Energy prices are sinking Pakistan’s industry as rising cross-subsidies, declining consumption and uncompetitive tariffs threaten exports and economic growth, former caretaker federal minister Gohar Ejaz has warned.
Islamabad: Chairman Pakistan Economic Policy and Business Development (EPBD) Think Tank and former caretaker Federal Minister for Commerce, Industry and Production Gohar Ejaz has termed the growing cross-subsidy burden on industrial consumers a “death warrant” for Pakistan’s industry, cautioning that persistently high energy prices are eroding competitiveness, forcing consumers off the grid and undermining exports.
In a details shared by Gohar Ejaz, he said the Power Division must urgently review electricity consumption patterns of distribution companies (DISCOs), as official data shows a sharp decline in demand from productive sectors despite policy interventions.
According to him, industrial electricity consumption has fallen by 7 percent over the past two years, comparing FY2024-25 with FY2022-23, even though around 1,000 megawatts of gas-based captive power plants were reconnected to the national grid last year. “This clearly shows that high tariffs are discouraging industrial usage instead of encouraging growth,” he said.
He highlighted an even steeper decline in the agricultural sector, where electricity consumption has dropped by 38 percent. Gohar Ejaz attributed this to a mass shift towards off-grid solutions, particularly solar energy, as farmers and other consumers struggle to cope with rising power costs.
“Around 11 million domestic consumers have shifted to solar,” he said, adding that the number of electricity users consuming below 200 units per month has doubled. While this trend provides relief to households, it is significantly shrinking the paying consumer base for DISCOs, he warned.
As a result, the burden of cross-subsidies is increasingly being transferred to industrial consumers. Gohar Ejaz noted that industries are already carrying an estimated cross-subsidy load of PKR 102 billion, which continues to rise as more consumers exit the grid or fall into protected categories.
“This growing cross-subsidy on top of already high tariffs could become a death warrant for industry,” he cautioned, stressing that Pakistan cannot afford to weaken its industrial base. “Industry is the golden goose.

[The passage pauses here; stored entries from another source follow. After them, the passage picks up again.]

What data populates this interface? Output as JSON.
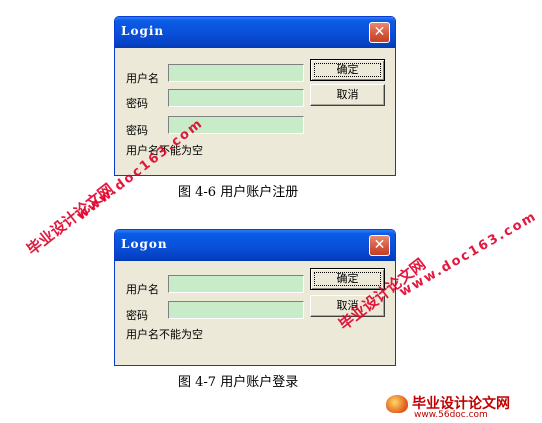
{
  "register_dialog": {
    "title": "Login",
    "close_glyph": "✕",
    "username_label": "用户名",
    "password_label": "密码",
    "confirm_password_label": "密码",
    "username_value": "",
    "password_value": "",
    "confirm_value": "",
    "ok_label": "确定",
    "cancel_label": "取消",
    "message": "用户名不能为空"
  },
  "register_caption": "图 4-6   用户账户注册",
  "login_dialog": {
    "title": "Logon",
    "close_glyph": "✕",
    "username_label": "用户名",
    "password_label": "密码",
    "username_value": "",
    "password_value": "",
    "ok_label": "确定",
    "cancel_label": "取消",
    "message": "用户名不能为空"
  },
  "login_caption": "图 4-7   用户账户登录",
  "watermarks": {
    "site_name": "毕业设计论文网",
    "site_url": "www.doc163.com"
  },
  "footer_logo": {
    "name": "毕业设计论文网",
    "url": "www.56doc.com"
  },
  "colors": {
    "titlebar": "#0a4fd8",
    "dialog_bg": "#ece9d8",
    "field_bg": "#c8ecc9",
    "watermark": "#e0002a"
  }
}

If the golden goose is slaughtered, the people of Pakistan will suffer heavily.”
He pointed out that electricity tariffs for industrial consumers in Pakistan are around PKR 35 per unit, or nearly 12 US cents, whereas regional competitors are paying less than PKR 25 per unit, or about 9 cents. “Industry cannot expand, increase consumption or remain competitive until regional tariffs are matched,” he said.
Gohar Ejaz also criticized the effectiveness of existing incentive schemes, stating that incremental packages have failed to provide meaningful relief to industry. He warned that many industrial units are already struggling to fulfill export orders due to high input costs, particularly energy.
Calling for urgent reforms, he urged the Power Division to remove cross-subsidies from industrial tariffs and ensure that industrial consumers are not forced to subsidize other categories. He also called for renegotiation of expensive power purchase agreements with independent power producers (IPPs), especially coal and wind power plants, to bring down overall electricity costs.
“The Power Division must ensure that both industrial and domestic consumers get affordable electricity,” he said, adding that a careful review of DISCO consumption charts is critical for evidence-based policymaking.
Ejaz warned that without decisive action to rationalize tariffs, reduce cross-subsidies and align power prices with regional benchmarks, Pakistan’s industry would remain under severe stress, jeopardizing exports, employment and long-term economic stability.
“If we continue on this path and kill the golden goose, the cost will ultimately be borne by ordinary citizens,” he concluded.